Ich habe für diese Arbeit mein Herz eingehender als sonst beobachtet und bin zu der verblüffenden Beobachtung gekommen, dass es am Tag zwischen 55 und 140 Schläge pro Minute macht. Es gibt eine relativ hohe Schwankungsbreite. Ich habe mich gefragt, was mich in Aufregung versetzt. Es gibt ständig Dinge, die ich schnell erledigen muss. Das sind so Adrenalinstöße, weil ständig irgendeine Deadline ansteht. Dann schlägt mein Herz immer sehr schnell und laut.
Für viele Menschen ist ja auch das Reisen etwas sehr Aufregendes. Ihre Arbeiten sind überall auf der Welt zu sehen, auch in Japan. Vor gut zwei Jahren haben Sie an der Setouchi Triennale auf den Inseln im japanischen Seto-Binnenmeer teilgenommen. War das Ihre erste Begegnung mit dem Land?

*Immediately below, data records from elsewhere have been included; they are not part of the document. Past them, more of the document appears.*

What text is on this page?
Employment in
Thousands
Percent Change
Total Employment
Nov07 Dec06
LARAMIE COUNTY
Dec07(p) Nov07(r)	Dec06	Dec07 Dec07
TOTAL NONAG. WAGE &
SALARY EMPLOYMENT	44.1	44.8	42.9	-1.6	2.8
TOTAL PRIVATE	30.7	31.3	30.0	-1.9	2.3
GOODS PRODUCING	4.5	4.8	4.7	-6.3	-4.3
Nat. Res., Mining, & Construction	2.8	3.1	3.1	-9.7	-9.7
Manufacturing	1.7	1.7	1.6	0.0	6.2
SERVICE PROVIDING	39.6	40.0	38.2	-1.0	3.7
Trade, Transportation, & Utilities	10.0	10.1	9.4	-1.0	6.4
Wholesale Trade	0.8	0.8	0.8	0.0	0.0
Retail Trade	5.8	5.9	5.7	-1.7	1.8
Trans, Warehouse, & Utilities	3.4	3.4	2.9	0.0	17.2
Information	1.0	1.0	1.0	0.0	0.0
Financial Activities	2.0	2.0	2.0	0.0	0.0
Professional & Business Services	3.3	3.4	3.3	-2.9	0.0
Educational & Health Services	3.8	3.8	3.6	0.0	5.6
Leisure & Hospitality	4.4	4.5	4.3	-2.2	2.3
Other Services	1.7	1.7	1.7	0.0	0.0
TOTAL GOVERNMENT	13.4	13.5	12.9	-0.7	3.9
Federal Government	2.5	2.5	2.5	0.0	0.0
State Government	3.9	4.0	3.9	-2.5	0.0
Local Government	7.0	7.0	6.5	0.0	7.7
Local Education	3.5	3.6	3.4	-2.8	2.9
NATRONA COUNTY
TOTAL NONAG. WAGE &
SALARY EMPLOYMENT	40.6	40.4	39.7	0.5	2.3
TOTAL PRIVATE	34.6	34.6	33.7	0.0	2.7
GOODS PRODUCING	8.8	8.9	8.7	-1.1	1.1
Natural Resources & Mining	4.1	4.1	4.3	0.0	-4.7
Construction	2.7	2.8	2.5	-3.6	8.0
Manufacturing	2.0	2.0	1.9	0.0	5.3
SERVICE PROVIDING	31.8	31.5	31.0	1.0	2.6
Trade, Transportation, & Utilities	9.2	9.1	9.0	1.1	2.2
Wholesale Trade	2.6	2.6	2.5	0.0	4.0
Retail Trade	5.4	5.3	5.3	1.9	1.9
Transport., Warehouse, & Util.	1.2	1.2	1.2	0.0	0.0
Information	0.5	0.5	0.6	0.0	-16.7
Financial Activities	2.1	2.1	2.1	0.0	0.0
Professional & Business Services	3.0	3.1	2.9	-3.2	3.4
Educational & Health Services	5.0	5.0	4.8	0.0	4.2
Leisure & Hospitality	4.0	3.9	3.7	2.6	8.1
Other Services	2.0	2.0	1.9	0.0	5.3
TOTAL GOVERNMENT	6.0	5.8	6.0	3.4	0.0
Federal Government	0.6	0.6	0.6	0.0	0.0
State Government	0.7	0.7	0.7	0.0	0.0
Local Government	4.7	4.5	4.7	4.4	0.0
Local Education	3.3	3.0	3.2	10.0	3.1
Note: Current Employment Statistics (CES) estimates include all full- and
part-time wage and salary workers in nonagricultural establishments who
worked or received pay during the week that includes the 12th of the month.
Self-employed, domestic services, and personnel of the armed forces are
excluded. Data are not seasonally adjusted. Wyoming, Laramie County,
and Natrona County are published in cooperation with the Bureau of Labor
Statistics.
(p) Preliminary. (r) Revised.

Meine erste Japanerfahrung hatte ich 2011, also in dem Jahr, in dem dieses schreckliche Unglück in Fukushima passiert ist. Ich bin einen Monat nach diesem Unfall hingefahren. Damals wollte kein Europäer dorthin, weil alle wahnsinnige Angst hatten. Ich fand das irgendwie merkwürdig, bei uns sind auch solche Dinge passiert. Ich bin also mit Erika Weiss von der König Galerie nach Japan gereist. Zusammen mit der Galerie Raster aus Warschau, die dort in leer stehenden Gebäuden Ausstellungen veranstaltet hat, haben wir in einem verlassenen Bürokomplex in Tokio ausgestellt. So haben für mich die Faszination und das Interesse an Japan begonnen. Es war in bisschen wie in „Lost in Translation“ …
… dem Film mit Scarlett Johansson und Bill Murray.
Ja, genau. Eine mitunter absurde, ganz andere Erfahrung, aber so, dass ich unbedingt wiederkommen wollte. Und 2018 wurde ich eingeladen, bei der Setouchi Triennale dabei zu sein.
Was ist das Besondere der Setouchi Triennale?
Es ist ein Konzept, das schon bei der Hauptinsel Naoshima funktioniert hat …
… wo mit der Benesse Art Site eine außergewöhnliche Museumslandschaft entstanden ist, die viele Besucher anzieht.
Ich sollte im Rahmen der Setouchi Triennale auf einer winzig kleinen Insel ausstellen, Honjima. Diese sollte so in das touristische Konzept einbezogen werden. Es geht ja darum, Inseln zu erschließen, die teilweise komplett verlassen worden sind. Manchmal leben dort noch ein paar ganz alte Menschen in diesen unfassbar schönen Häusern aus dem 15. und 16. Jahrhundert, die nach wie vor erhalten sind. Und ich habe dort in einem Haus, ich glaube auch aus dem 16. Jahrhundert, im Wesentlichen in den Innenräumen ausgestellt.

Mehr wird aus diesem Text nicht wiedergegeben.